Showdown – jetzt wird es spannend!
Wurden alle Karten verteilt, müssen alle in der Runde ein letztes Mal bieten. Bleiben in dieser Runde mehr als ein Spieler übrig und es sind alle mitgegangen, kommt es zum Showdown. In diesem Moment müssen alle Mitspieler, die noch dabei sind ihre Karten vorzeigen. Das beste Pokerblatt gewinnt dann auch den Pott.
Die Person, die als Letztes in der Runde erhöht hat, muss die Karten als Erstes zeigen. Danach geht es im Uhrzeigersinn weiter. Ob die Mitspieler ihre Karten zeigen wollen oder nicht, bleibt ihnen selbst überlassen. Man sollte sie zum Beispiel nicht zeigen, wenn der Vorige ein eindeutiges besseres Blatt hat, als man selbst.
Bevor der Gewinner jetzt endgültig ermittelt wird, kassiert zuerst der Veranstalter einen sogenannten Rake. Das ist eine Gebühr, die von Pokerräumen im Casino oder sonst wo, eingehoben wird. Sozusagen, als Provision fürs Haus.
Wurde der Rake eingehoben werden alle Blätter verglichen. Der Mitspieler mit den besten Karten gewinnt den restlichen Pott. Natürlich kann es auch passieren, dass alle Spieler aussteigen (folden). Dann gewinnt derjenige, der als Letztes übriggeblieben ist. Hat man wirklich soviel Glück, dass man am Ende übrigbleibt, muss man die Karten nicht zeigen.

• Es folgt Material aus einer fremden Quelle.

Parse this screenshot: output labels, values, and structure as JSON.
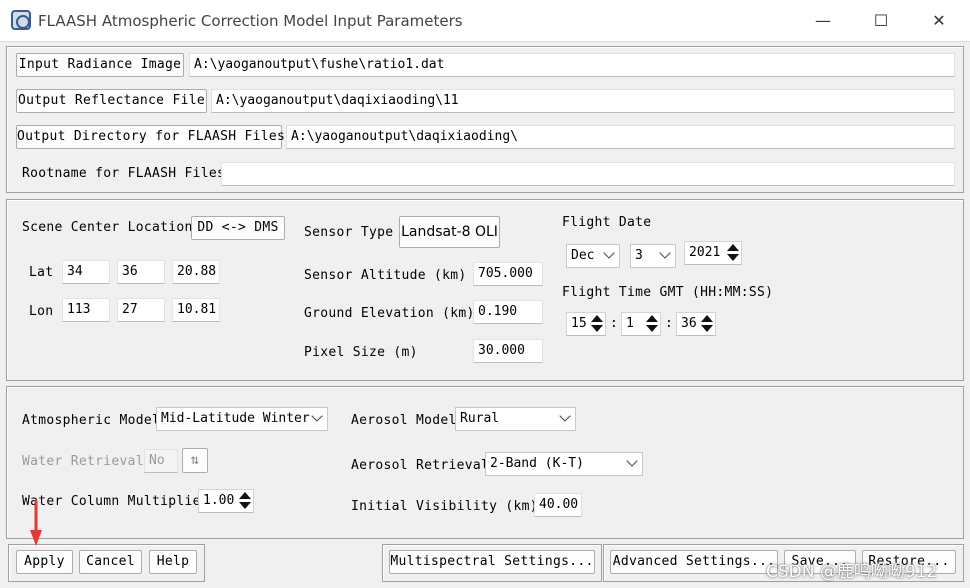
{
  "window": {
    "title": "FLAASH Atmospheric Correction Model Input Parameters",
    "minimize_glyph": "—",
    "maximize_glyph": "☐",
    "close_glyph": "✕"
  },
  "files": {
    "input_radiance_button": "Input Radiance Image",
    "input_radiance_value": "A:\\yaoganoutput\\fushe\\ratio1.dat",
    "output_reflectance_button": "Output Reflectance File",
    "output_reflectance_value": "A:\\yaoganoutput\\daqixiaoding\\11",
    "output_directory_button": "Output Directory for FLAASH Files",
    "output_directory_value": "A:\\yaoganoutput\\daqixiaoding\\",
    "rootname_label": "Rootname for FLAASH Files",
    "rootname_value": ""
  },
  "scene": {
    "center_location_label": "Scene Center Location",
    "dd_dms_button": "DD <-> DMS",
    "lat_label": "Lat",
    "lat": [
      "34",
      "36",
      "20.88"
    ],
    "lon_label": "Lon",
    "lon": [
      "113",
      "27",
      "10.81"
    ],
    "sensor_type_label": "Sensor Type",
    "sensor_type_value": "Landsat-8 OLI",
    "sensor_altitude_label": "Sensor Altitude (km)",
    "sensor_altitude_value": "705.000",
    "ground_elevation_label": "Ground Elevation (km)",
    "ground_elevation_value": "0.190",
    "pixel_size_label": "Pixel Size (m)",
    "pixel_size_value": "30.000",
    "flight_date_label": "Flight Date",
    "flight_month": "Dec",
    "flight_day": "3",
    "flight_year": "2021",
    "flight_time_label": "Flight Time GMT (HH:MM:SS)",
    "flight_hour": "15",
    "flight_minute": "1",
    "flight_second": "36",
    "time_separator": ":"
  },
  "atmosphere": {
    "atmospheric_model_label": "Atmospheric Model",
    "atmospheric_model_value": "Mid-Latitude Winter",
    "water_retrieval_label": "Water Retrieval",
    "water_retrieval_value": "No",
    "water_column_label": "Water Column Multiplier",
    "water_column_value": "1.00",
    "aerosol_model_label": "Aerosol Model",
    "aerosol_model_value": "Rural",
    "aerosol_retrieval_label": "Aerosol Retrieval",
    "aerosol_retrieval_value": "2-Band (K-T)",
    "initial_visibility_label": "Initial Visibility (km)",
    "initial_visibility_value": "40.00"
  },
  "footer": {
    "apply": "Apply",
    "cancel": "Cancel",
    "help": "Help",
    "multispectral": "Multispectral Settings...",
    "advanced": "Advanced Settings...",
    "save": "Save...",
    "restore": "Restore..."
  },
  "watermark": "CSDN @鹿鸣呦呦912",
  "colors": {
    "window_bg": "#f0f0f0",
    "titlebar_bg": "#ffffff",
    "annotation_arrow": "#e53935"
  }
}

Split Plots – wenn mehrere gewinnen…
Natürlich kann es auch passieren, dass es zu einem Split Pot kommt. In dem Fall wird der ganze Pot zwischen zwei oder sogar mehreren Spielern aufgeteilt. Es kommt sogar ziemlich oft vor, dass Spieler Karten haben, die gleich viel wert sind. Am Anfang scheint das noch alles sehr kompliziert zu sein. Aber man gewöhnt sich schnell daran.
Ein Beispiel für einen Split Pot:
Spieler 1 hat A-J
Spieler 2 hat A-10
Spieler 3 hat A-Q
Auf dem Tisch liegen 3-3-K-K-9
Schaut man sich das Ganze an, würde man meinen, dass Spieler 3 den Pot gewonnen hat. Da aber alle Spieler ein „Two Pair“ haben, zählen die Karten, J, 10 und Q in dem Fall nicht. Es haben also alles diese Runde gewonnen und der Pot wird gerecht aufgeteilt.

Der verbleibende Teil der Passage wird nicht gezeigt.